Было в Синявино все, что полагалось столице: и старина, и свои мировые знаменитости типа эзотерической писательницы Блаватской или киноактера Нахапетова, и дворец царского наместника, и Оперный театр с балетом, и даже два исследовательских института, входящих в состав Академии наук. Но Даша мечтала о настоящей столице! Туда рвалась ее душа, туда она готовилась, старательно обучаясь в старших классах. Но тяжелая болезнь, иссушившая ее, принудившая почти год после выздоровления соблюдать строгую диету и щадящий режим работы, наложившая отпечаток на весь образ жизни, не позволила это реализовать — родители и слушать не хотели о том, чтобы отпускать ее в таком состоянии в далекие края.
— В общежитие, в толчею? На общепитовские харчи? Никогда, — сказала мама, едва Даша заикнулась о поездке в столицу. — Да еще это так далеко! Ты не сможешь приехать домой даже раз в месяц, чтобы отдохнуть.
— И это при том, — добавил отец, — что у тебя удесятерятся интеллектуальные и психологические нагрузки.
— С чего вдруг? — буркнула Даша, пытаясь возражать.
— Хотя бы с того, что школьный урок длится сорок пять минут, причем на пояснение нового материала уходит не больше четверти часа. Так?
— Ну да, наверное…
— А в вузе лента продолжается полтора часа и в течение всего этого времени начитывается новый материал. Вот и посчитай, какая нагрузка будет на твой мозг, во сколько она возрастет.
Даша опустила голову, не находя аргументов.
— И кругом — чужие люди, чужие нравы, чужая обстановка, — продолжила мама. — Это, знаешь ли, напрягает.
— Ладно, — согласилась Даша, — поеду в Синявино.
Так она потом и осталась в Синявино, приятном для нее городе, но не любимом, не грезившемся, не вымечтанном.
Видно, упрямая душа ее, унаследованная от многих-многих поколений предков, не смогла забыть первой влюбленности в столицу.
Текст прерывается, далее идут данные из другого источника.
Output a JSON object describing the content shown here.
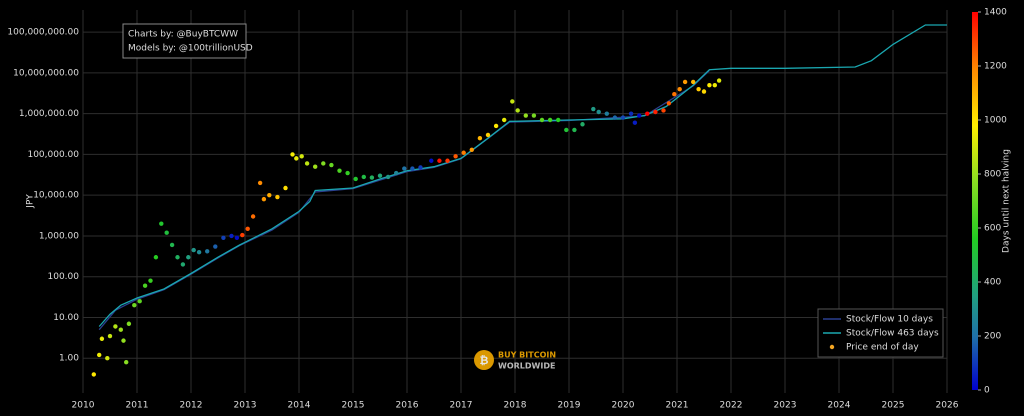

И потому, не изменив этой влюбленности, навсегда прикипела к истокам, роднящим с той первозданностью, в которой родилась, — с миром сельским, миром детства, чаяний и впечатляющих встреч. В него она иногда наезжала — коротко, в гости, не насыщаясь всласть тем, что тут оставалось, чувствуя себя виноватой в случившейся разлуке. В него-то и окунулась сейчас, пересев в электричку, идущую на Загорье.
В Синявино осталась реальность, которой Цветова жила; а то, куда она ехала, было драгоценным музеем. И пусть в нем властвует то же время, что состарило ее, пусть ветшают экспонаты и изменяется внешний вид интерьера, но оно не затронуло дух. Дух земли и воды, дух неба и людей, что воспитал ее, оставался прежним, живым и клокотливым. Он проявил себя тотчас же, едва Цветова вошла в старый плацкартный вагон с перегородками и спальными местами в два этажа, доживающий свой век на пригородных линиях. Тревожащий дух старины, прежнести знакомо обозначился теплой волной в груди и учащенно забившимся пульсом.
Так было не только теперь, когда истекли годы, оставившие рубцы от потрясений и страданий, унесшие людей, по которым она скорбит и которых, приезжая сюда, пытается найти среди живых. Так было и в студенческую пору, когда она после недельных студенческих бдений по субботам возвращалась домой.
По воскресеньям, накормленная и накупанная мамой, она опять ехала в город, на учебу. При этом ее дом не заканчивался непосредственно за родительским порогом, а продолжался до вокзала, не покидал ее и в электричке «Загорье — Бияр», в которую она садилась. Тут она еще оставалась прежней девочкой из сельских окраин, веселой и раскованной, непосредственной и говорливой. Но едва в Бияре пересаживалась, чтобы ехать в Синявино, как все переворачивалось кувырком — она менялась, становилась старше, замыкалась, прекращала улыбаться и щебетать о пустяках, словно попадала в чужую обитель, в общество к строгим людям, где все — другое, все не так.
Такие метаморфозы происходили не только с ней, а со всеми студентами и учащимися техникумов, она это видела, встречаясь с ними в поездках, — на рубежах Бияра даже их язык становился другим: исчезали местные говорки, диалекты и появлялась правильная литературная речь.
И опять по субботам этим юным племенем совершался обратный поход, они спешили домой, к родителям, и все повторялось, только в обратном порядке: до Бияра они несли на себе печать города, Синявино, а за Бияром сбрасывали ее и проникались духом сельских просторов, вольности, истинности. Буквально на глазах бывшие сельские детишки обретали почву под ногами, возвращали себе чувство хозяина, уверенность в своем праве на обитание здесь, на владение этим местом. «Здесь все мое, и я отсюда родом» — казалось, пели их души и наполнялись силой.